Cu,M/SSZ-13 (M = Na+, K+ and Ca2+) selective catalytic reduction (SCR) catalysts with Si/Al = 6 and M/Cu ratios varying from 0.1 to 1.0 are prepared by solution ion exchange, followed by slurry drying and hydrothermal aging at 800 °C. The catalysts are characterized with X-ray diffraction and N2 adsorption isotherms to probe their textural properties; 27Al and 29Si nuclear magnetic resonance and NH3 temperature-programmed desorption to probe their acidity properties and levels of dealumination; and electron paramagnetic resonance and H2 temperature-programmed reduction to quantitatively explore the nature of Cu moieties in the catalysts. These studies are followed by density functional theory calculations to elucidate Cu and co-cation interactions at an atomic level and SCR reaction tests to reveal correlations between the chemical and physical properties of the catalysts and their SCR performance.

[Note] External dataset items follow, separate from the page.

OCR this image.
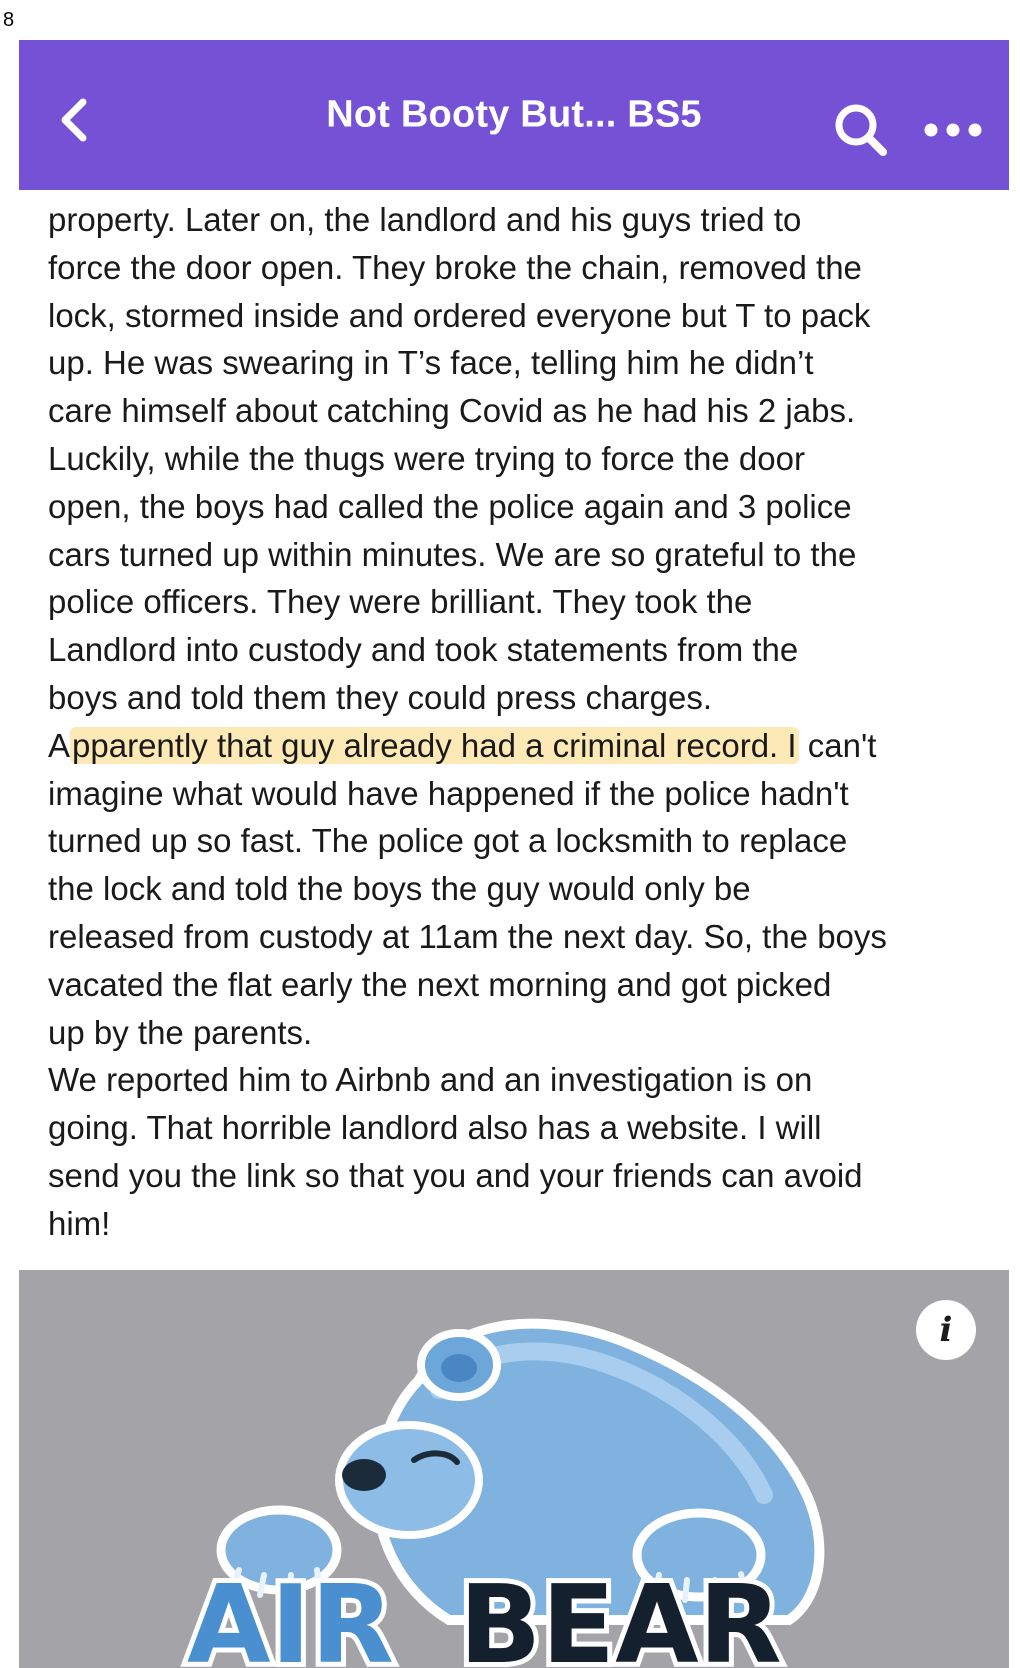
8
Not Booty But... BS5

property. Later on, the landlord and his guys tried to

force the door open. They broke the chain, removed the

lock, stormed inside and ordered everyone but T to pack

up. He was swearing in T’s face, telling him he didn’t

care himself about catching Covid as he had his 2 jabs.

Luckily, while the thugs were trying to force the door

open, the boys had called the police again and 3 police

cars turned up within minutes. We are so grateful to the

police officers. They were brilliant. They took the

Landlord into custody and took statements from the

boys and told them they could press charges.

Apparently that guy already had a criminal record. I can't

imagine what would have happened if the police hadn't

turned up so fast. The police got a locksmith to replace

the lock and told the boys the guy would only be

released from custody at 11am the next day. So, the boys

vacated the flat early the next morning and got picked

up by the parents.

We reported him to Airbnb and an investigation is on

going. That horrible landlord also has a website. I will

send you the link so that you and your friends can avoid

him!

AIR BEAR
i
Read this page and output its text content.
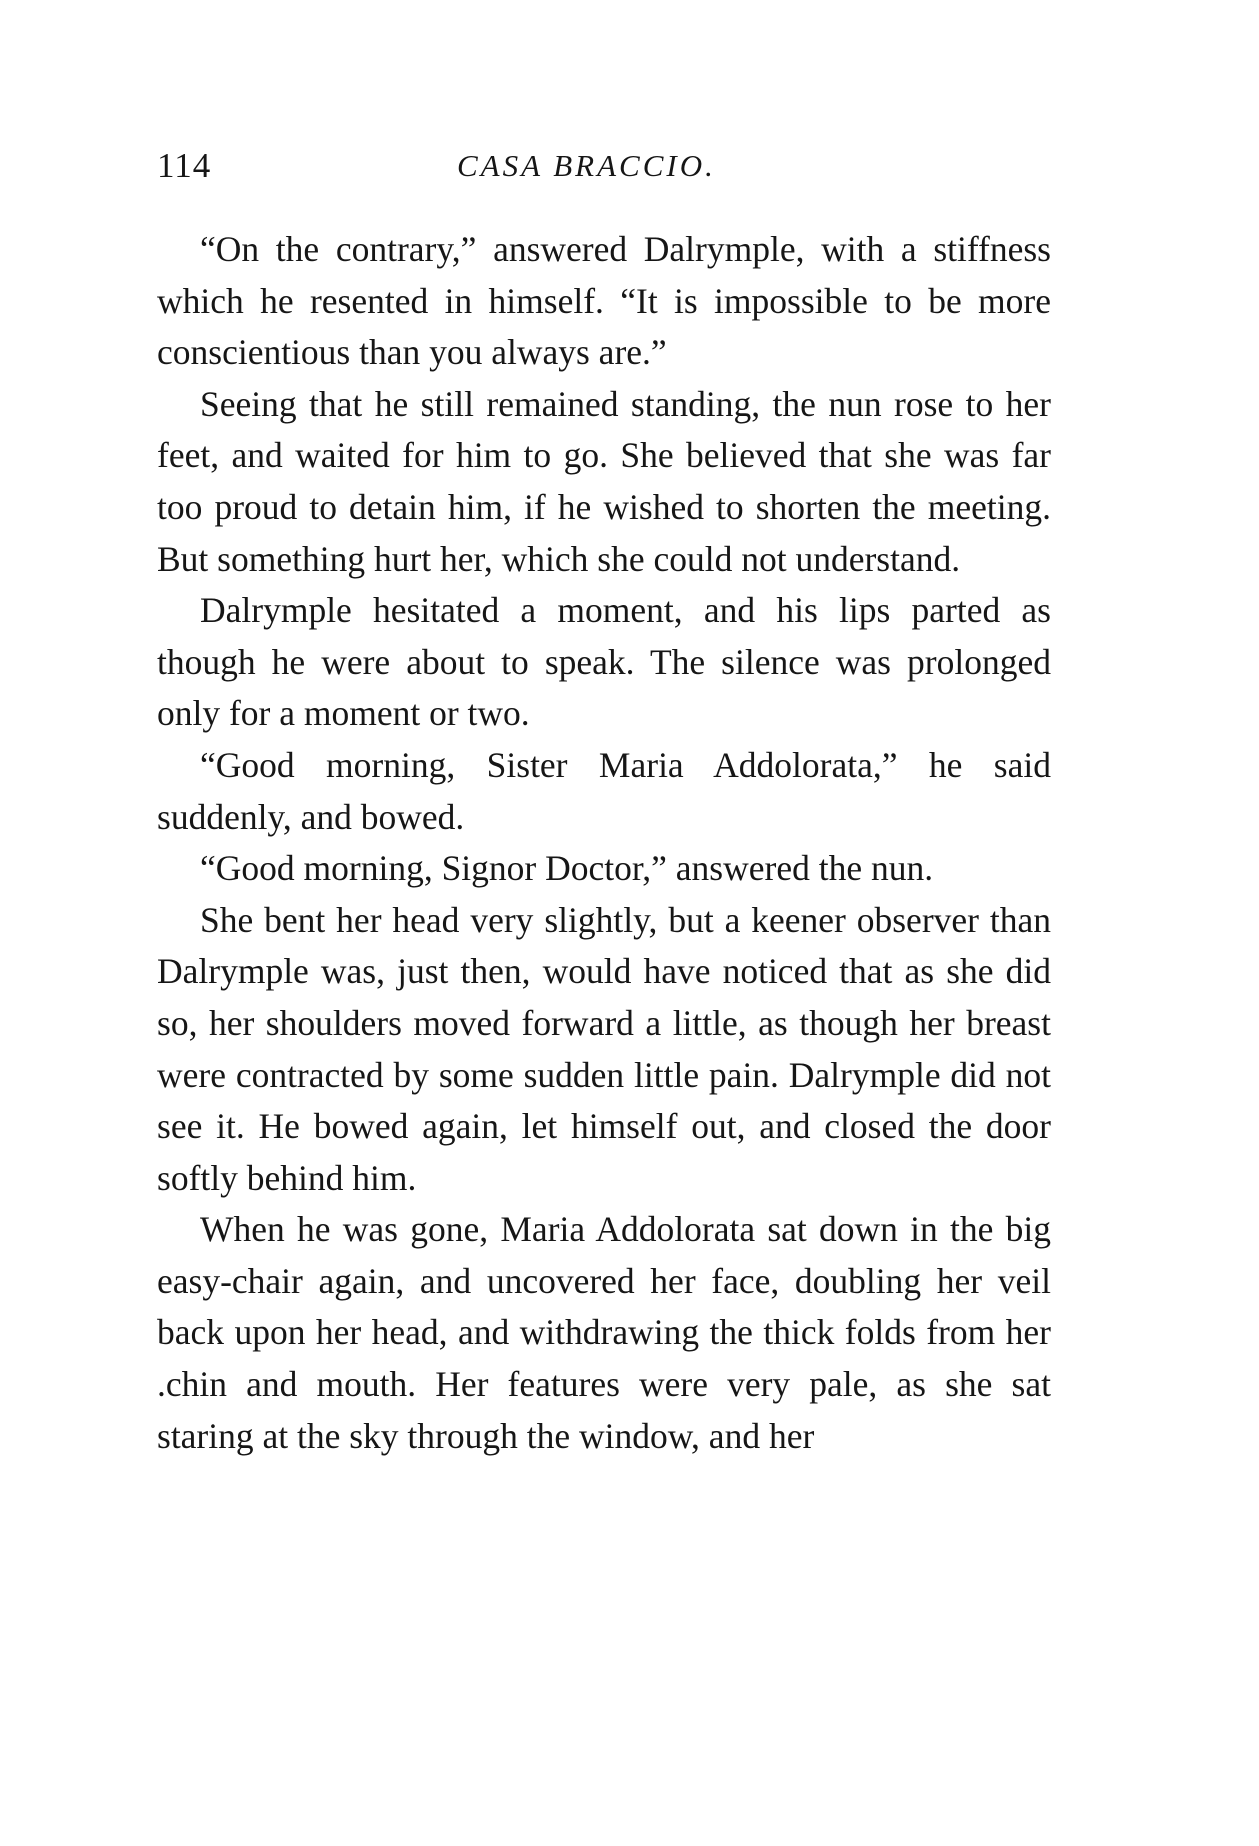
114	CASA BRACCIO.

“On the contrary,” answered Dalrymple, with a stiffness which he resented in himself. “It is impossible to be more conscientious than you always are.”

Seeing that he still remained standing, the nun rose to her feet, and waited for him to go. She believed that she was far too proud to detain him, if he wished to shorten the meeting. But something hurt her, which she could not understand.

Dalrymple hesitated a moment, and his lips parted as though he were about to speak. The silence was prolonged only for a moment or two.

“Good morning, Sister Maria Addolorata,” he said suddenly, and bowed.

“Good morning, Signor Doctor,” answered the nun.

She bent her head very slightly, but a keener observer than Dalrymple was, just then, would have noticed that as she did so, her shoulders moved forward a little, as though her breast were contracted by some sudden little pain. Dalrymple did not see it. He bowed again, let himself out, and closed the door softly behind him.

When he was gone, Maria Addolorata sat down in the big easy-chair again, and uncovered her face, doubling her veil back upon her head, and withdrawing the thick folds from her .chin and mouth. Her features were very pale, as she sat staring at the sky through the window, and her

Through these comprehensive investigations, it is discovered that alkali metal co-cation addition can be used for the synthesis of highly stable, and highly active and selective Cu/SSZ-13 catalysts with relatively high Al content. In catalysts with optimal alkali incorporation, dealumination of the SSZ-13 substrate is largely inhibited, allowing high concentrations of SCR-active isolated Cu ions. At the same time, repulsive interactions between Cu ions and alkali metal co-cations preclude excessively high isolated Cu-ion loadings. Interplay between and optimization of these two factors is considered the underlying origin for this successful catalyst synthesis strategy. On the other hand, the alkaline earth co-cation Ca2+ fails to demonstrate any beneficial effects, since it destabilizes isolated Cu ions via site competition.